-->

Perlindungan dan Keamanan Bagi Anak dan Perempuan Terjamin dengan Islam Politik

28 Juli, 2024, 13.03 WIB Last Updated 2024-07-28T06:03:44Z
TERCATAT pada awal tahun 2024, terdapat 240 kasus terlapor soal kasus kekerasan perempuan dan anak di Samarinda. Hal ini menyita perhatian Deni Hakim Anwar selaku anggota DPRD Samarinda. Dia juga menegaskan kurangnya inisiatif preventif (pencegahan) menjadi penyebab lonjakan kasus tersebut. Deni menekankan pentingnya sosialisasi yang efektif, termasuk penggunaan media sosial sebagai alat pencegahan. Deni juga menekankan peran vital edukasi keluarga dan pendidikan agama dalam membentuk landasan moral anak-anak. Dengan berbagai upaya ini, Deni berharap bisa membangun kesadaran dan memberikan perlindungan yang lebih baik terhadap perempuan dan anak-anak di  Samarinda. (suarakaltim.id 11/7/24).

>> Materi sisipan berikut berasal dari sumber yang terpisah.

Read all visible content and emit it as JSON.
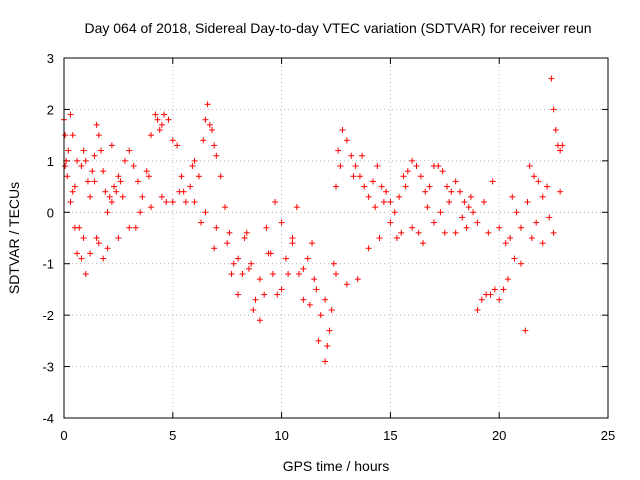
{
  "chart_data": {
    "type": "scatter",
    "title": "Day 064 of 2018, Sidereal Day-to-day VTEC variation (SDTVAR) for receiver reun",
    "xlabel": "GPS time / hours",
    "ylabel": "SDTVAR / TECUs",
    "xlim": [
      0,
      25
    ],
    "ylim": [
      -4,
      3
    ],
    "xticks": [
      "0",
      "5",
      "10",
      "15",
      "20",
      "25"
    ],
    "yticks": [
      "3",
      "2",
      "1",
      "0",
      "-1",
      "-2",
      "-3",
      "-4"
    ],
    "grid": true,
    "marker": "+",
    "color": "#ff0000",
    "series": [
      {
        "name": "SDTVAR",
        "x": [
          0.0,
          0.05,
          0.1,
          0.15,
          0.2,
          0.3,
          0.4,
          0.5,
          0.6,
          0.7,
          0.8,
          0.9,
          1.0,
          1.1,
          1.2,
          1.3,
          1.4,
          1.5,
          1.6,
          1.7,
          1.8,
          1.9,
          2.0,
          2.1,
          2.2,
          2.3,
          2.4,
          2.5,
          2.6,
          2.8,
          3.0,
          3.2,
          3.4,
          3.6,
          3.8,
          4.0,
          4.2,
          4.3,
          4.4,
          4.5,
          4.6,
          4.8,
          5.0,
          5.2,
          5.4,
          5.6,
          5.8,
          6.0,
          6.2,
          6.4,
          6.5,
          6.6,
          6.7,
          6.8,
          6.9,
          7.0,
          7.2,
          7.4,
          7.6,
          7.8,
          8.0,
          8.2,
          8.4,
          8.6,
          8.8,
          9.0,
          9.2,
          9.4,
          9.6,
          9.8,
          10.0,
          10.2,
          10.5,
          10.8,
          11.0,
          11.2,
          11.4,
          11.6,
          11.8,
          12.0,
          12.1,
          12.2,
          12.3,
          12.4,
          12.5,
          12.6,
          12.8,
          13.0,
          13.2,
          13.4,
          13.6,
          13.8,
          14.0,
          14.2,
          14.4,
          14.6,
          14.8,
          15.0,
          15.2,
          15.4,
          15.6,
          15.8,
          16.0,
          16.2,
          16.4,
          16.6,
          16.8,
          17.0,
          17.2,
          17.4,
          17.6,
          17.8,
          18.0,
          18.2,
          18.4,
          18.6,
          18.8,
          19.0,
          19.2,
          19.4,
          19.6,
          19.8,
          20.0,
          20.2,
          20.4,
          20.6,
          20.8,
          21.0,
          21.2,
          21.4,
          21.6,
          21.8,
          22.0,
          22.2,
          22.4,
          22.5,
          22.6,
          22.7,
          22.8,
          22.9,
          0.05,
          0.3,
          0.5,
          0.8,
          1.0,
          1.2,
          1.5,
          1.8,
          2.0,
          2.5,
          3.0,
          3.5,
          4.0,
          4.5,
          5.0,
          5.5,
          6.0,
          6.5,
          7.0,
          7.5,
          8.0,
          8.5,
          9.0,
          9.5,
          10.0,
          10.5,
          11.0,
          11.5,
          12.0,
          12.5,
          13.0,
          13.5,
          14.0,
          14.5,
          15.0,
          15.5,
          16.0,
          16.5,
          17.0,
          17.5,
          18.0,
          18.5,
          19.0,
          19.5,
          20.0,
          20.5,
          21.0,
          21.5,
          22.0,
          22.5,
          0.4,
          0.6,
          0.9,
          1.4,
          1.6,
          2.2,
          2.7,
          3.3,
          3.9,
          4.7,
          5.3,
          5.9,
          6.3,
          6.9,
          7.7,
          8.3,
          8.7,
          9.3,
          9.7,
          10.3,
          10.7,
          11.3,
          11.7,
          12.7,
          13.3,
          13.7,
          14.3,
          14.7,
          15.3,
          15.7,
          16.3,
          16.7,
          17.3,
          17.7,
          18.3,
          18.7,
          19.3,
          19.7,
          20.3,
          20.7,
          21.3,
          21.7,
          22.3,
          22.8
        ],
        "y": [
          1.8,
          1.5,
          1.0,
          0.7,
          1.2,
          1.9,
          1.5,
          0.5,
          -0.8,
          -0.3,
          0.9,
          1.2,
          1.0,
          0.6,
          0.3,
          0.8,
          1.1,
          1.7,
          1.5,
          1.2,
          0.8,
          0.4,
          0.0,
          0.3,
          0.2,
          0.5,
          0.4,
          0.7,
          0.6,
          1.0,
          1.2,
          0.9,
          0.6,
          0.3,
          0.8,
          1.5,
          1.9,
          1.8,
          1.6,
          1.7,
          1.9,
          1.8,
          1.4,
          1.3,
          0.7,
          0.2,
          0.5,
          1.0,
          0.7,
          1.4,
          1.8,
          2.1,
          1.7,
          1.6,
          1.3,
          1.1,
          0.7,
          0.1,
          -0.4,
          -1.0,
          -1.6,
          -1.2,
          -0.4,
          -1.0,
          -1.7,
          -2.1,
          -1.6,
          -0.8,
          -1.2,
          -1.6,
          -1.5,
          -0.9,
          -0.5,
          -1.2,
          -1.7,
          -0.9,
          -0.6,
          -1.5,
          -2.0,
          -2.9,
          -2.6,
          -2.3,
          -1.9,
          -1.0,
          0.5,
          1.2,
          1.6,
          1.4,
          1.1,
          0.9,
          0.7,
          0.5,
          0.3,
          0.6,
          0.9,
          0.5,
          0.4,
          0.2,
          0.0,
          0.3,
          0.7,
          0.8,
          1.0,
          0.9,
          0.7,
          0.4,
          0.5,
          0.9,
          0.9,
          0.8,
          0.5,
          0.4,
          0.6,
          0.4,
          0.2,
          0.1,
          0.0,
          -1.9,
          -1.7,
          -1.6,
          -1.6,
          -1.5,
          -1.7,
          -1.5,
          -1.3,
          0.3,
          0.0,
          -1.0,
          -2.3,
          0.9,
          0.7,
          0.6,
          0.3,
          0.5,
          2.6,
          2.0,
          1.6,
          1.3,
          1.2,
          1.3,
          0.9,
          0.2,
          -0.3,
          -0.9,
          -1.2,
          -0.8,
          -0.5,
          -0.9,
          -0.7,
          -0.5,
          -0.3,
          0.0,
          0.1,
          0.3,
          0.2,
          0.4,
          0.2,
          0.0,
          -0.3,
          -0.6,
          -0.9,
          -1.1,
          -1.3,
          -0.8,
          -0.2,
          -0.6,
          -1.1,
          -1.3,
          -1.7,
          -1.2,
          -1.4,
          -1.3,
          -0.7,
          -0.5,
          -0.2,
          -0.4,
          -0.3,
          -0.6,
          -0.2,
          -0.4,
          -0.4,
          -0.3,
          -0.2,
          -0.4,
          -0.3,
          -0.5,
          -0.3,
          -0.5,
          -0.6,
          -0.4,
          0.4,
          1.0,
          -0.5,
          0.6,
          -0.6,
          1.3,
          0.3,
          -0.3,
          0.7,
          0.2,
          0.4,
          0.9,
          -0.2,
          -0.7,
          -1.2,
          -0.5,
          -1.9,
          -0.3,
          0.2,
          -1.2,
          0.1,
          -1.8,
          -2.5,
          0.9,
          0.7,
          1.1,
          0.1,
          0.2,
          -0.5,
          0.5,
          -0.4,
          0.1,
          0.0,
          0.2,
          -0.1,
          0.3,
          0.2,
          0.6,
          -0.6,
          -0.9,
          0.2,
          -0.2,
          -0.1,
          0.4
        ]
      }
    ]
  }
}
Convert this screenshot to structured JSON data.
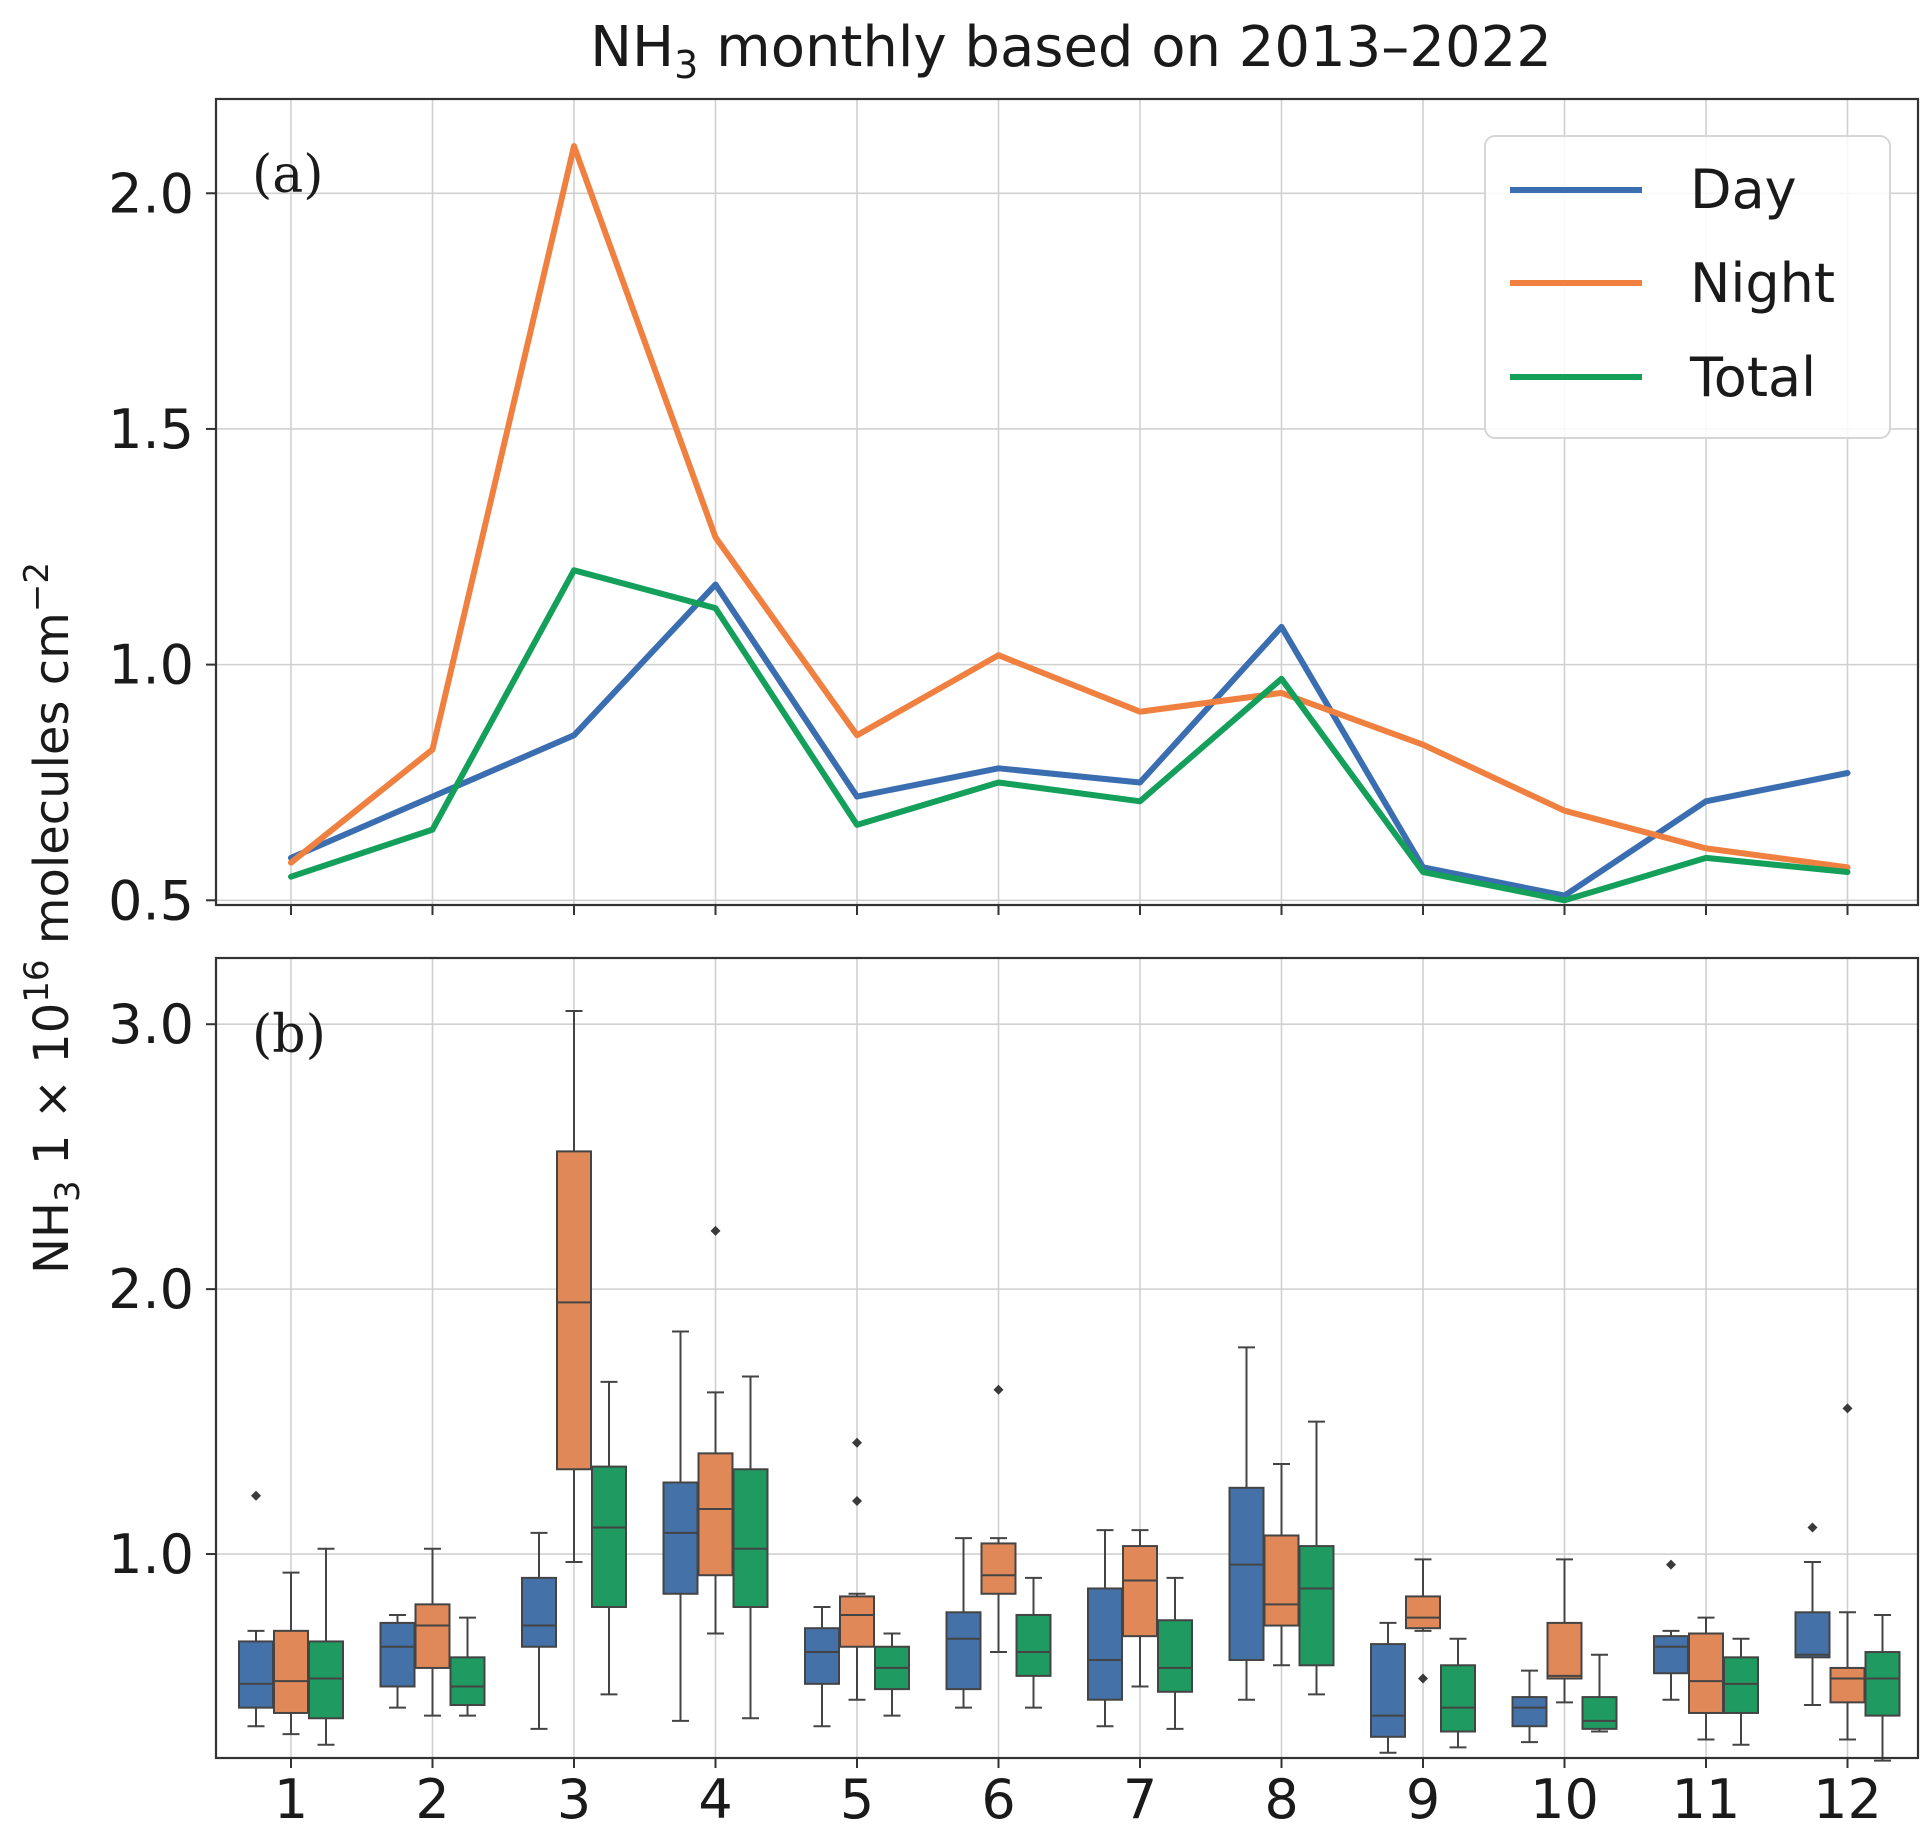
{
  "title": {
    "prefix": "NH",
    "subscript": "3",
    "suffix": " monthly based on 2013–2022"
  },
  "ylabel": {
    "prefix": "NH",
    "subscript": "3",
    "middle": " 1 × 10",
    "superscript": "16",
    "molecules": " molecules cm",
    "exponent": "−2"
  },
  "colors": {
    "day": "#3a6eb0",
    "night": "#f08040",
    "total": "#14a05a",
    "box_day": "#4472a8",
    "box_night": "#e08858",
    "box_total": "#1f9a60"
  },
  "chart_data": [
    {
      "panel_label": "(a)",
      "type": "line",
      "x": [
        1,
        2,
        3,
        4,
        5,
        6,
        7,
        8,
        9,
        10,
        11,
        12
      ],
      "xlabel": "",
      "ylabel": "NH3 1 × 10^16 molecules cm−2",
      "ylim": [
        0.49,
        2.2
      ],
      "yticks": [
        0.5,
        1.0,
        1.5,
        2.0
      ],
      "ytick_labels": [
        "0.5",
        "1.0",
        "1.5",
        "2.0"
      ],
      "grid": true,
      "legend_position": "top-right",
      "series": [
        {
          "name": "Day",
          "color_key": "day",
          "values": [
            0.59,
            0.72,
            0.85,
            1.17,
            0.72,
            0.78,
            0.75,
            1.08,
            0.57,
            0.51,
            0.71,
            0.77
          ]
        },
        {
          "name": "Night",
          "color_key": "night",
          "values": [
            0.58,
            0.82,
            2.1,
            1.27,
            0.85,
            1.02,
            0.9,
            0.94,
            0.83,
            0.69,
            0.61,
            0.57
          ]
        },
        {
          "name": "Total",
          "color_key": "total",
          "values": [
            0.55,
            0.65,
            1.2,
            1.12,
            0.66,
            0.75,
            0.71,
            0.97,
            0.56,
            0.5,
            0.59,
            0.56
          ]
        }
      ]
    },
    {
      "panel_label": "(b)",
      "type": "box",
      "categories": [
        "1",
        "2",
        "3",
        "4",
        "5",
        "6",
        "7",
        "8",
        "9",
        "10",
        "11",
        "12"
      ],
      "ylim": [
        0.23,
        3.25
      ],
      "yticks": [
        1.0,
        2.0,
        3.0
      ],
      "ytick_labels": [
        "1.0",
        "2.0",
        "3.0"
      ],
      "grid": true,
      "series": [
        {
          "name": "Day",
          "color_key": "box_day",
          "boxes": [
            {
              "whislo": 0.35,
              "q1": 0.42,
              "med": 0.51,
              "q3": 0.67,
              "whishi": 0.71,
              "fliers": [
                1.22
              ]
            },
            {
              "whislo": 0.42,
              "q1": 0.5,
              "med": 0.65,
              "q3": 0.74,
              "whishi": 0.77,
              "fliers": []
            },
            {
              "whislo": 0.34,
              "q1": 0.65,
              "med": 0.73,
              "q3": 0.91,
              "whishi": 1.08,
              "fliers": []
            },
            {
              "whislo": 0.37,
              "q1": 0.85,
              "med": 1.08,
              "q3": 1.27,
              "whishi": 1.84,
              "fliers": []
            },
            {
              "whislo": 0.35,
              "q1": 0.51,
              "med": 0.63,
              "q3": 0.72,
              "whishi": 0.8,
              "fliers": []
            },
            {
              "whislo": 0.42,
              "q1": 0.49,
              "med": 0.68,
              "q3": 0.78,
              "whishi": 1.06,
              "fliers": []
            },
            {
              "whislo": 0.35,
              "q1": 0.45,
              "med": 0.6,
              "q3": 0.87,
              "whishi": 1.09,
              "fliers": []
            },
            {
              "whislo": 0.45,
              "q1": 0.6,
              "med": 0.96,
              "q3": 1.25,
              "whishi": 1.78,
              "fliers": []
            },
            {
              "whislo": 0.25,
              "q1": 0.31,
              "med": 0.39,
              "q3": 0.66,
              "whishi": 0.74,
              "fliers": []
            },
            {
              "whislo": 0.29,
              "q1": 0.35,
              "med": 0.42,
              "q3": 0.46,
              "whishi": 0.56,
              "fliers": []
            },
            {
              "whislo": 0.45,
              "q1": 0.55,
              "med": 0.65,
              "q3": 0.69,
              "whishi": 0.71,
              "fliers": [
                0.96
              ]
            },
            {
              "whislo": 0.43,
              "q1": 0.61,
              "med": 0.62,
              "q3": 0.78,
              "whishi": 0.97,
              "fliers": [
                1.1
              ]
            }
          ]
        },
        {
          "name": "Night",
          "color_key": "box_night",
          "boxes": [
            {
              "whislo": 0.32,
              "q1": 0.4,
              "med": 0.52,
              "q3": 0.71,
              "whishi": 0.93,
              "fliers": []
            },
            {
              "whislo": 0.39,
              "q1": 0.57,
              "med": 0.73,
              "q3": 0.81,
              "whishi": 1.02,
              "fliers": []
            },
            {
              "whislo": 0.97,
              "q1": 1.32,
              "med": 1.95,
              "q3": 2.52,
              "whishi": 3.05,
              "fliers": []
            },
            {
              "whislo": 0.7,
              "q1": 0.92,
              "med": 1.17,
              "q3": 1.38,
              "whishi": 1.61,
              "fliers": [
                2.22
              ]
            },
            {
              "whislo": 0.45,
              "q1": 0.65,
              "med": 0.77,
              "q3": 0.84,
              "whishi": 0.85,
              "fliers": [
                1.42,
                1.2
              ]
            },
            {
              "whislo": 0.63,
              "q1": 0.85,
              "med": 0.92,
              "q3": 1.04,
              "whishi": 1.06,
              "fliers": [
                1.62
              ]
            },
            {
              "whislo": 0.5,
              "q1": 0.69,
              "med": 0.9,
              "q3": 1.03,
              "whishi": 1.09,
              "fliers": []
            },
            {
              "whislo": 0.58,
              "q1": 0.73,
              "med": 0.81,
              "q3": 1.07,
              "whishi": 1.34,
              "fliers": []
            },
            {
              "whislo": 0.71,
              "q1": 0.72,
              "med": 0.76,
              "q3": 0.84,
              "whishi": 0.98,
              "fliers": [
                0.53
              ]
            },
            {
              "whislo": 0.44,
              "q1": 0.53,
              "med": 0.54,
              "q3": 0.74,
              "whishi": 0.98,
              "fliers": []
            },
            {
              "whislo": 0.3,
              "q1": 0.4,
              "med": 0.52,
              "q3": 0.7,
              "whishi": 0.76,
              "fliers": []
            },
            {
              "whislo": 0.3,
              "q1": 0.44,
              "med": 0.53,
              "q3": 0.57,
              "whishi": 0.78,
              "fliers": [
                1.55
              ]
            }
          ]
        },
        {
          "name": "Total",
          "color_key": "box_total",
          "boxes": [
            {
              "whislo": 0.28,
              "q1": 0.38,
              "med": 0.53,
              "q3": 0.67,
              "whishi": 1.02,
              "fliers": []
            },
            {
              "whislo": 0.39,
              "q1": 0.43,
              "med": 0.5,
              "q3": 0.61,
              "whishi": 0.76,
              "fliers": []
            },
            {
              "whislo": 0.47,
              "q1": 0.8,
              "med": 1.1,
              "q3": 1.33,
              "whishi": 1.65,
              "fliers": []
            },
            {
              "whislo": 0.38,
              "q1": 0.8,
              "med": 1.02,
              "q3": 1.32,
              "whishi": 1.67,
              "fliers": []
            },
            {
              "whislo": 0.39,
              "q1": 0.49,
              "med": 0.57,
              "q3": 0.65,
              "whishi": 0.7,
              "fliers": []
            },
            {
              "whislo": 0.42,
              "q1": 0.54,
              "med": 0.63,
              "q3": 0.77,
              "whishi": 0.91,
              "fliers": []
            },
            {
              "whislo": 0.34,
              "q1": 0.48,
              "med": 0.57,
              "q3": 0.75,
              "whishi": 0.91,
              "fliers": []
            },
            {
              "whislo": 0.47,
              "q1": 0.58,
              "med": 0.87,
              "q3": 1.03,
              "whishi": 1.5,
              "fliers": []
            },
            {
              "whislo": 0.27,
              "q1": 0.33,
              "med": 0.42,
              "q3": 0.58,
              "whishi": 0.68,
              "fliers": []
            },
            {
              "whislo": 0.33,
              "q1": 0.34,
              "med": 0.37,
              "q3": 0.46,
              "whishi": 0.62,
              "fliers": []
            },
            {
              "whislo": 0.28,
              "q1": 0.4,
              "med": 0.51,
              "q3": 0.61,
              "whishi": 0.68,
              "fliers": []
            },
            {
              "whislo": 0.22,
              "q1": 0.39,
              "med": 0.53,
              "q3": 0.63,
              "whishi": 0.77,
              "fliers": []
            }
          ]
        }
      ]
    }
  ]
}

Di kota kita yang tercinta ini, keadaan tersebut juga mengalami peningkatan signifikan dalam kasus kekerasan terhadap perempuan dan anak. Berdasarkan data dari Dinas Pemberdayaan Perempuan Perlindungan Anak dan Keluarga Berencana (DP3AKB) Balikpapan, sepanjang tahun 2023 tercatat sebanyak 132 kasus. Hingga pertengahan tahun 2024, jumlah kasus sudah mencapai 116. Kepala DP3AKB Balikpapan, Heria Prisni, menyampaikan bahwa periode Januari hingga Juni 2024 telah mencatat 116 kasus kekerasan, dengan dominasi kasus kekerasan seksual. "Januari hingga Juni 2024 tercatat sebanyak 116 kasus kekerasan terhadap perempuan dan anak. Dari sejumlah kasus yang terjadi, lebih banyak didominasi kasus kekerasan seksual," kata Heria Prisni Minggu (14/7/2024). Itu berarti setiap bulan ada laporan 20 kasus. 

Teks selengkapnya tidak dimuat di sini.